The Family Health Guide

Vitamin A and hip fracture risk

The evidence is piling up that too much vitamin A weakens bones and leads to hip fractures. In 2002, Harvard Medical School researchers reported that high vitamin A intake raises the risk for hip fracture in postmenopausal women. The data suggest that the main culprit is retinol, the active form of the vitamin. Retinol is found in supplements, liver, eggs, full-fat dairy products, fish liver oils, and fortified foods such as cereals and skim milk.

Since then, other studies have linked excess retinol to decreased bone strength and greater fracture risk — especially at the hip. The consistency of this evidence suggests that older men and women should consider limiting their retinol-derived vitamin A, particularly from supplements.

A long-term Swedish study found that men with high blood levels of retinol had a risk for hip fracture double that of subjects with average levels. Beta-carotene levels were not associated with increased risk. Also, people whose daily vitamin A consumption was more than 5,000 IU (International Units) per day had a hip fracture risk about double that of participants whose intake was less than 1,666 IU per day.

The study also has meaning for women because they have less bone at midlife and more hip fractures at earlier ages than men do. They also take more supplemental vitamins, the likeliest source of excess vitamin A.

Vitamin A is important for vision, the immune system, and healthy tissues. Although vitamin A deficiency is a leading cause of blindness in developing countries, it's not a major problem in the United States. In this country, health experts worry more about high levels, especially for older people who may have difficulty metabolizing retinol properly.

We know from studies using animals and human cells that excess retinol stimulates cells that break down bone (osteoclasts) and interferes with cells that build new bone (osteoblasts).

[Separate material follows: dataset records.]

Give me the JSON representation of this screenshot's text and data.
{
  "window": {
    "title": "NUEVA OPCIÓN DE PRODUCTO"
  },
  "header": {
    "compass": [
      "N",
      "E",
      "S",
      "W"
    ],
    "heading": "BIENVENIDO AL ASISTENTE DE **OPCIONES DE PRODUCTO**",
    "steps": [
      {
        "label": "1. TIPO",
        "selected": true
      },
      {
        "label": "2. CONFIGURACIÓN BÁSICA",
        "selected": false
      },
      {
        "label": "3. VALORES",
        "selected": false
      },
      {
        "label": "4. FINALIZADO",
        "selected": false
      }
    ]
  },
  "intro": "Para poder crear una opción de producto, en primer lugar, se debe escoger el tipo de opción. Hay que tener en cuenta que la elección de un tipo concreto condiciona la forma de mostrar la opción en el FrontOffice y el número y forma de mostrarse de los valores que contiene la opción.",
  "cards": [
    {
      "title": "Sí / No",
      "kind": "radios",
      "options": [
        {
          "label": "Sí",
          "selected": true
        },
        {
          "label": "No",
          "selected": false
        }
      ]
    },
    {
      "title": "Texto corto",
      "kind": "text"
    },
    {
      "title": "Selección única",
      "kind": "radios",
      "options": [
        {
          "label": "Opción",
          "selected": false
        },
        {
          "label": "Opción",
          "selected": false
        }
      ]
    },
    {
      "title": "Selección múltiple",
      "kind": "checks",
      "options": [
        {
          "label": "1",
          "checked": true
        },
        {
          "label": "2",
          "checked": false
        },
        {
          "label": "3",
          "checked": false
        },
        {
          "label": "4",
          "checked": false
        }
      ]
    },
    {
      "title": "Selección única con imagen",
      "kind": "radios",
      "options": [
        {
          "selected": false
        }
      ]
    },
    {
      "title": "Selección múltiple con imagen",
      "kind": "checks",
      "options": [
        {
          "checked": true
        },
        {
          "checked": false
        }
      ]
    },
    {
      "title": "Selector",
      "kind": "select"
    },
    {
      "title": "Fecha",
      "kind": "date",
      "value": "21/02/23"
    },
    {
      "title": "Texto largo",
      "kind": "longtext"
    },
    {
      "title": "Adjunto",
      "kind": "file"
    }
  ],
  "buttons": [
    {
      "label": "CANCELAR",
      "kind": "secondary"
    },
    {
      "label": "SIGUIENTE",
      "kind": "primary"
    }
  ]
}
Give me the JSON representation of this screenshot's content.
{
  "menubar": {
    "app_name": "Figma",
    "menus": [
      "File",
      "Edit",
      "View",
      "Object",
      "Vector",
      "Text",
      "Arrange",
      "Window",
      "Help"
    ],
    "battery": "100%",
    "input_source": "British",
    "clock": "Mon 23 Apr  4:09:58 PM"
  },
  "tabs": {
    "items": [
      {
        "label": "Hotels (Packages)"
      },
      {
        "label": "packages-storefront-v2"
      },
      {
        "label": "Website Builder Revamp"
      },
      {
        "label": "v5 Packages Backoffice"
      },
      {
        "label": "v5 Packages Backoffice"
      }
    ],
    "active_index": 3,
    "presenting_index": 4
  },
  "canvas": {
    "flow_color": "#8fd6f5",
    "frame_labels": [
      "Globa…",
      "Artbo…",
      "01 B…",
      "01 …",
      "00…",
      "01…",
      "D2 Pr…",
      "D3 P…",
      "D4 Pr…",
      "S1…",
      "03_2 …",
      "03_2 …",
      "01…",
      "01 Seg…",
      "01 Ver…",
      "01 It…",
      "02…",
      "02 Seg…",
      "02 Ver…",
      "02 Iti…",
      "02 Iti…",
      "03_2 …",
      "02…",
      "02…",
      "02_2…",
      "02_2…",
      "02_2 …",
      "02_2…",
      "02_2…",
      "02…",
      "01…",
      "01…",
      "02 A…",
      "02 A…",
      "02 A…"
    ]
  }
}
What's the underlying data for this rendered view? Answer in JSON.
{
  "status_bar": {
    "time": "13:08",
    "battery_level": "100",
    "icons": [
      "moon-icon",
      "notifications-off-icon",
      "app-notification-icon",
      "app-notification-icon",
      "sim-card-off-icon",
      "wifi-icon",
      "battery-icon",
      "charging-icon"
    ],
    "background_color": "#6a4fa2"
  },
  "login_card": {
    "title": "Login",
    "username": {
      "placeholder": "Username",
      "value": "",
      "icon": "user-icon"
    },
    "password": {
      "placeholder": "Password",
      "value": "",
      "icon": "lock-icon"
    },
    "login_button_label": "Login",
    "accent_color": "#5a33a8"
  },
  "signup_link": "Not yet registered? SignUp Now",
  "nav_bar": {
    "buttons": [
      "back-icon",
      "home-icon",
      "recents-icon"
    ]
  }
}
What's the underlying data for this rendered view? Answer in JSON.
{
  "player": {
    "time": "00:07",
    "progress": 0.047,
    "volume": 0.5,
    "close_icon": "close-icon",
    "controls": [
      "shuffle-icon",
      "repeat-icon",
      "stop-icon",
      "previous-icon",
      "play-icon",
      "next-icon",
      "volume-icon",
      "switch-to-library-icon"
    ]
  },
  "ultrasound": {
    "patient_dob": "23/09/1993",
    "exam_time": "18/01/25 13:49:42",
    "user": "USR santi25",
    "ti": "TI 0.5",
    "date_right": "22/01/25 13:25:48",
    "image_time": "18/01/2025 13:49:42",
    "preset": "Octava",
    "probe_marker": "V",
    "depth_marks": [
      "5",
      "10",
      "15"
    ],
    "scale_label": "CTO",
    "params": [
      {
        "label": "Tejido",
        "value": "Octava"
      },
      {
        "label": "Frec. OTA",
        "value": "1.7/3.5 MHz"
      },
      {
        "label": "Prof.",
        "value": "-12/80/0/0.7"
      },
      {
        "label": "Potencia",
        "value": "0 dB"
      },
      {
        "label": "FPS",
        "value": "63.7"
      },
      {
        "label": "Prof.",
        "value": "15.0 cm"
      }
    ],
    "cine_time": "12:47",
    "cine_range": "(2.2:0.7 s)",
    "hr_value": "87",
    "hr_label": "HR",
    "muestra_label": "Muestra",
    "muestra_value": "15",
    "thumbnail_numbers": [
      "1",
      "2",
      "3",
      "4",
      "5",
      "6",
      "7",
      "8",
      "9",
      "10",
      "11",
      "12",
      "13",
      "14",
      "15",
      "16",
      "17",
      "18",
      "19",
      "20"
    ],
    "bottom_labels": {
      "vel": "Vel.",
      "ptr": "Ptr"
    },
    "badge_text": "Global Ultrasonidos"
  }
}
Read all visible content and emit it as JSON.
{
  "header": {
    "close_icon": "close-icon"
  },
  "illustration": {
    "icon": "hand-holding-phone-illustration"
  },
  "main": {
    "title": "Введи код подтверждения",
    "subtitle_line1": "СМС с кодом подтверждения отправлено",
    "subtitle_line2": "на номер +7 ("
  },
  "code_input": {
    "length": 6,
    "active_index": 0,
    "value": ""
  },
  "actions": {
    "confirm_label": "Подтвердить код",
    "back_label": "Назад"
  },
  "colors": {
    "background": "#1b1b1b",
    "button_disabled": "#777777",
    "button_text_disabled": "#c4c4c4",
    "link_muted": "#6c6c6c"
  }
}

Unless you have a health condition involving vitamin A and are under a clinician's care, you may want to take the following precautions:

  • Don't take vitamin A supplements.
  • When shopping for a multivitamin, look for one that derives part or all of its vitamin A from beta-carotene. If the amounts of retinol and beta-carotene aren't listed on the label, call the manufacturer (many labels display a toll-free number).
  • Be aware that the "% Daily Value" of vitamin A listed on food and supplement labels is based on a daily intake of 1,500 mcg (micrograms; 5,000 IU) per day for adults. A scientific panel recently updated the recommended amount, lowering it to 700 mcg (2,330 IU) per day for women. Until we know more, don't exceed 1,500 mcg of retinol from both food and multivitamins.
  • Eat lots of colorful vegetables (carrots, spinach, red pepper, tomatoes) and orange fruits (oranges, apricots, peaches). They provide vitamin A from beta-carotene, plus other important nutrients. You can't get too much beta-carotene because it converts to vitamin A only as the body needs it.